Try this one. You need a very open mind as there is no topic off limits.

LangCleg · 24/06/2018 19:40

Kettle, Sponty - I love you.

spontaneousgiventime · 24/06/2018 19:42

I love you too Lang. That was a bit random, but always welcome.

PeakPants · 24/06/2018 19:43

Segregation of trans people into a third space is a total non-starter. The optics are appalling. It would face an immediate human rights challenge- and lose.

What is your actual problem? I doubt you know any trans or non-binary people yourself. It's not 'segregating' trans people, it's providing fucking services for them. What about non-binary people? There was someone on Genderquake who said they didn't want to ever use the loo in public unless it was unisex. I guess according to you, they would just be chucked under a bus, right?
You know nothing about human rights law whereas many of us here do. You keep making stupid and insulting comparisons to brutal regimes when people are trying to think of a way forward that benefits both trans people and women. This is not a 'non-starter', nor is it in breach of human rights law, you doink, because the EA already allows for sex-specific services. Read a book or something.

Pratchet · 24/06/2018 19:43

Also with the loving for Lang, kettle and sponty Star

PeakPants · 24/06/2018 19:44

I'm afraid I responded to your previous post before I saw the clarification.
I think you and I may be astonishingly close to agreement on this —- but I'm afraid that doesn't count for anything much

OK, well sounds kind of promising. I do think a solution that benefits both sides is possible, but does require movement from both parties.

Bespin · 24/06/2018 19:44

Sorry bit late to this thread nothing much to add just total shock that ministers would commit to.
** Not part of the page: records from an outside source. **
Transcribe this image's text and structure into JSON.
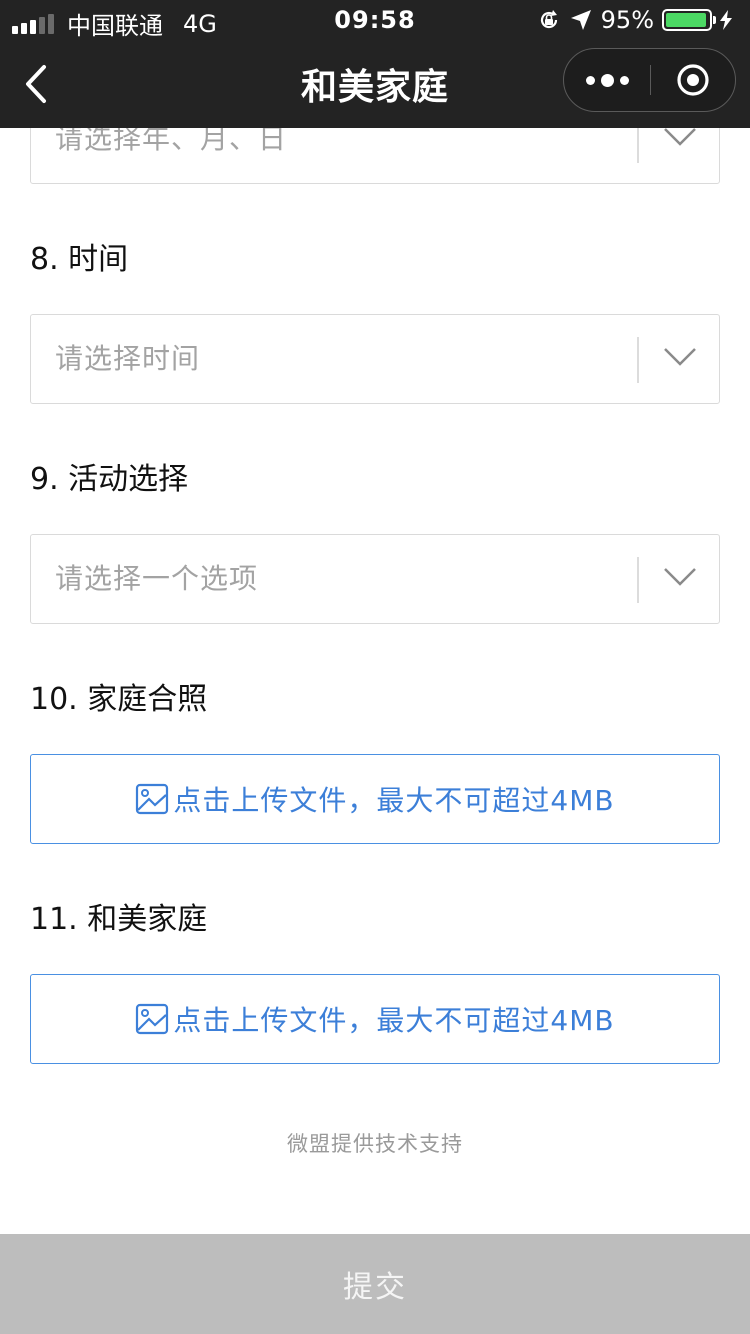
{
  "status_bar": {
    "carrier": "中国联通",
    "network": "4G",
    "time": "09:58",
    "battery_percent": "95%",
    "battery_level": 0.95,
    "battery_color": "#4cd964"
  },
  "nav": {
    "title": "和美家庭",
    "back_icon": "chevron-left-icon",
    "more_icon": "more-dots-icon",
    "close_icon": "target-circle-icon"
  },
  "form": {
    "date_field": {
      "placeholder": "请选择年、月、日"
    },
    "q8": {
      "label": "8. 时间",
      "placeholder": "请选择时间"
    },
    "q9": {
      "label": "9. 活动选择",
      "placeholder": "请选择一个选项"
    },
    "q10": {
      "label": "10. 家庭合照",
      "upload_text": "点击上传文件，最大不可超过4MB"
    },
    "q11": {
      "label": "11. 和美家庭",
      "upload_text": "点击上传文件，最大不可超过4MB"
    }
  },
  "footer": {
    "note": "微盟提供技术支持"
  },
  "submit": {
    "label": "提交"
  },
  "colors": {
    "accent": "#4a90e2",
    "topbar": "#232323",
    "submit_bg": "#bdbdbd"
  }
}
Something that is already In place and is not planned to be changed. I'm. Shocked

spontaneousgiventime · 24/06/2018 19:46

Love you too Pratchet and I LOVE reading your posts.
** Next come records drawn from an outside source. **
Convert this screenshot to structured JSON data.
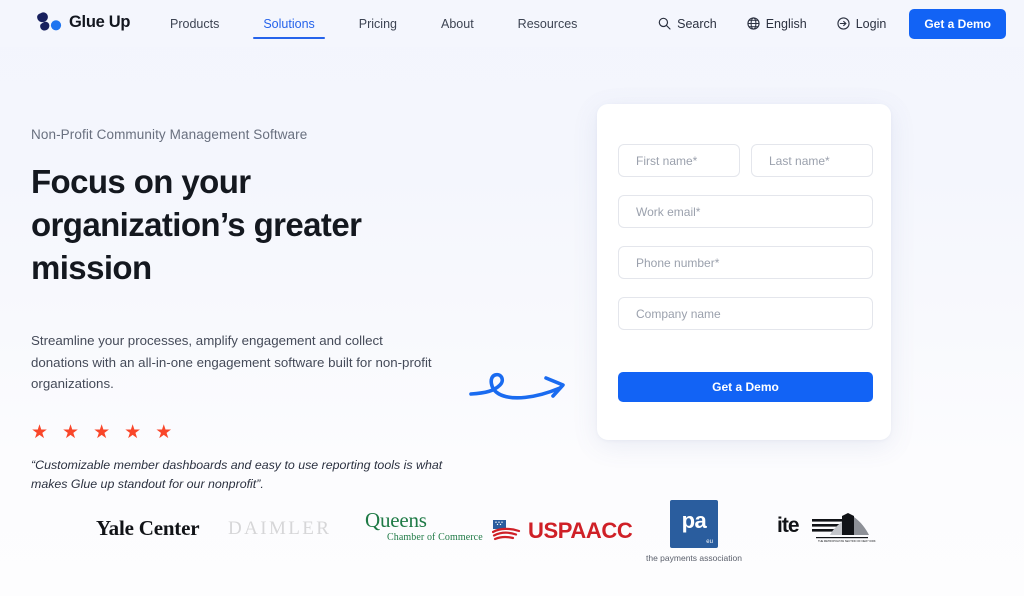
{
  "brand": {
    "name": "Glue Up",
    "logo_icon": "glueup-logo-icon",
    "mark_color_dark": "#17205e",
    "mark_color_blue": "#1e74f0"
  },
  "header": {
    "nav": [
      {
        "label": "Products",
        "active": false
      },
      {
        "label": "Solutions",
        "active": true
      },
      {
        "label": "Pricing",
        "active": false
      },
      {
        "label": "About",
        "active": false
      },
      {
        "label": "Resources",
        "active": false
      }
    ],
    "search": {
      "label": "Search",
      "icon": "search-icon"
    },
    "language": {
      "label": "English",
      "icon": "globe-icon"
    },
    "login": {
      "label": "Login",
      "icon": "login-arrow-icon"
    },
    "cta": {
      "label": "Get a Demo",
      "color": "#1263f5"
    },
    "accent_color": "#2563eb"
  },
  "hero": {
    "eyebrow": "Non-Profit Community Management Software",
    "title": "Focus on your organization’s greater mission",
    "description": "Streamline your processes, amplify engagement and collect donations with an all-in-one engagement software built for non-profit organizations.",
    "rating": {
      "stars": 5,
      "glyph": "★",
      "color": "#f9462a"
    },
    "quote": "“Customizable member dashboards and easy to use reporting tools is what makes Glue up standout for our nonprofit”.",
    "arrow_icon": "curved-arrow-icon",
    "arrow_color": "#1a6bf0"
  },
  "form": {
    "fields": [
      {
        "name": "first-name",
        "placeholder": "First name*",
        "value": ""
      },
      {
        "name": "last-name",
        "placeholder": "Last name*",
        "value": ""
      },
      {
        "name": "work-email",
        "placeholder": "Work email*",
        "value": ""
      },
      {
        "name": "phone-number",
        "placeholder": "Phone number*",
        "value": ""
      },
      {
        "name": "company-name",
        "placeholder": "Company name",
        "value": ""
      }
    ],
    "submit": {
      "label": "Get a Demo",
      "color": "#1263f5"
    }
  },
  "logos": [
    {
      "name": "yale-center",
      "text": "Yale Center"
    },
    {
      "name": "daimler",
      "text": "DAIMLER"
    },
    {
      "name": "queens-chamber-of-commerce",
      "text": "Queens",
      "subtext": "Chamber of Commerce"
    },
    {
      "name": "uspaacc",
      "text": "USPAACC"
    },
    {
      "name": "the-payments-association",
      "text": "pa",
      "superscript": "eu",
      "subtext": "the payments association"
    },
    {
      "name": "ite-metropolitan-section",
      "text": "ite",
      "subtext": "THE METROPOLITAN SECTION OF NEW YORK & NEW JERSEY"
    }
  ]
}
Damnthatonestakentryanother2 · 24/06/2018 19:48

PeakPants
To be fair, if they wanted to, they would lie in wait for you as you exited the ladies' too.
Well they could ... but we wouldn't be labelling ourselves! And (in spite of what some people like to pretend, most of us are not half as noticeable as they like to think we are!) You only notice the ones that are noticeable! And of the people that you think "Oh that one's trans"... how do you know you're right?

I think I am thinking more about female-specific services and naked changing spaces. Do you have any view on that- is there in your view ever a situation where it is legitimate to segregate based on biology rather than gender identity?

I don't have a penis. I have a vagina. Am I OK?

Pre-op, there is no way I would have put myself in the position of having to undress in front of other people — for my sake or theirs! I think most trans people are the same.

Snappity · 24/06/2018 19:57

"What is your actual problem? I doubt you know any trans or non-binary people yourself. It's not 'segregating' trans people, it's providing fucking services for them."

My partner was male-bodied when I met her but is legally female now. I have dated a trans man. I have met dozens of trans people. I am on a LGBT* group and have met more trans people. My Facebook is full of trans people. So you couldn't be more wrong.

And providing a third space is a service so long as it is optional but apply any pressure and it becomes segregation.

As to human rights, there are a dozen pages of equality law out there which is a direct result of work I did. I am responsible for policy changes by several public bodies including national ones.

You couldn't be more wrong about me. I know how to get things done. It's exhausting and I would rather not but when I say there would be a legal challenge to segregation, that is not hyperbole.